# Subspaces of ℝ^3 and their bases

1. Apr 6, 2013

### Smazmbazm

1. The problem statement, all variables and given/known data

Determine whether each of the following is a subspace of ℝ3, and if so find a basis for it:

a) The set of all vectors (x, y)
b) The set of all vectors of the form (sin2t, sintcost, 3sin2t)

Can someone please explain to me how you determine whether these are subspaces and what their bases are? I find this topic quite confusing and don't really know if my ideas about it are correct.

Can (x,y) be a subspace of ℝ3? Don't there have to be 3 variables (e.g. x, y and z) for it to be a subspace?

Thanks

Last edited by a moderator: Apr 7, 2013
2. Apr 6, 2013

### Vorde

You are correct that (x,y) cannot be a subspace of R^3, just for the reason you named.

Now as for b), remember that for sets of vectors to be a subspace there are generally three things that need to be true about the vectors.
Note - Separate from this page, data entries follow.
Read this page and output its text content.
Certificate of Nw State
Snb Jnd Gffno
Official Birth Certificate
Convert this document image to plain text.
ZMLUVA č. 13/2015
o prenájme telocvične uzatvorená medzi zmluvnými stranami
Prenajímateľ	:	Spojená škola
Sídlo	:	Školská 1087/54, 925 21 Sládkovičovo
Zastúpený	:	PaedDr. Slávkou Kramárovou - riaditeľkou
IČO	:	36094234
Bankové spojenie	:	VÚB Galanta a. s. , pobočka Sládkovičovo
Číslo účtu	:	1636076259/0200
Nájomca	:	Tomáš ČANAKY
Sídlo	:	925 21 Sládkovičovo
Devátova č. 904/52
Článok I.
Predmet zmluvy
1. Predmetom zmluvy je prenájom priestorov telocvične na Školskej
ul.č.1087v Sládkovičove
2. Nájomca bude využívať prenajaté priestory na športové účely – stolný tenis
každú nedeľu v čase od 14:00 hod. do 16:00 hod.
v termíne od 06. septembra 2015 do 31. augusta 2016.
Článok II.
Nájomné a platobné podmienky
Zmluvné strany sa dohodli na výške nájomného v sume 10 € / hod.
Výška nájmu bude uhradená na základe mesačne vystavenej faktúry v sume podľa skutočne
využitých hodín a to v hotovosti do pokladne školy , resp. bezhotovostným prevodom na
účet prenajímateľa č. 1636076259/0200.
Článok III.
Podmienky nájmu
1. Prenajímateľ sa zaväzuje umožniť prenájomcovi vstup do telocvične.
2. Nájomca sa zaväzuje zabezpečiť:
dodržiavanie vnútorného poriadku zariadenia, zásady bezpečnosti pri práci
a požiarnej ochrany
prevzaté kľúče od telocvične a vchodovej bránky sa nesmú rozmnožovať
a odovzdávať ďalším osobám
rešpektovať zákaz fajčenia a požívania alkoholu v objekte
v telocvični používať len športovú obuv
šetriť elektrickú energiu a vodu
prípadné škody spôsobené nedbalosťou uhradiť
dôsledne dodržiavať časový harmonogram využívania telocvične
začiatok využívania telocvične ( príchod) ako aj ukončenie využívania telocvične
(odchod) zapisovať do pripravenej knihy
Do you remember what they are?

3. Apr 6, 2013

### Smazmbazm

Yea the set has to contain the 0 vector and must be closed under scalar multiplication and matrix addition. So for part b, it's a valid subspace of ℝ3 but doesn't form a basis because the 3rd vector, 3sin2t is a linear combination of vector 1, sin2t?

4. Apr 6, 2013

### Vorde

True, so then what is a basis for the subspace? (hint: there is one more thing to do to find the true basis; it's not obvious, but remember the formula from trig that sin(2A)=2sinAcosA)

5. Apr 6, 2013

### Smazmbazm

I'm really not sure what the next step is. I suppose you could rewrite it as (2sint*cost, sint*cost, 3sin2t) but then vector 1 is a linear combination of vector 2, isn't it?

EDIT: Can be written as (2sint*cost, sint*cost, 6sint*cost). vector 1 and 3 are combinations of vector 2?

EDIT2: So wikipedia define a basis as "a set of linearly independent vectors that, in a linear combination, can represent every vector in a given vector space" so then is the basis simply sint*cost?

Last edited: Apr 6, 2013
6. Apr 7, 2013

### HallsofIvy

Staff Emeritus
There are a number of errors here-
"sin(2t)", "sin(t)cos(t)", and "3sin(2t)" are NOT three vectors, they are the three components of a single vector. You are given a formula for finding "vectors": if t= 0, this is (0, 0, 0), if $t= \pi/4$, it is (1, 1/2, 3).

But your basic error is in thinking it is a vector space! 6(1, 1/2, 3)= (6, 3, 18). Is there a "t" that gives that? That is, is there a t such that $sin(2t)= 6$, $sin(t)cos(t)= 3$, and $3sin(2t)= 18$?

7. Apr 7, 2013

### Vorde

Completely correct, sorry to the OP; I skimmed that line and assumed you meant a subspace of real-valued functions spanned by those three functions.

8. Apr 7, 2013

### Smazmbazm

So it's not a subspace? To disprove that a given formula cannot represent a subspace of a vector space, does one just have to find values that are impossible to get?

9. Apr 8, 2013

### Vorde

One must show that there is a vector v in the spanning set and a constant c such that cv is not in the spanning set.

Or, alternatively, that one of the other two tenets are not fulfilled (the zero vector is not in the set or there is a sum of vectors not in the set).

10. Apr 8, 2013

### Smazmbazm

Great. Got it now. Thanks for your help Vorde and HallsofIvy, much appreciated.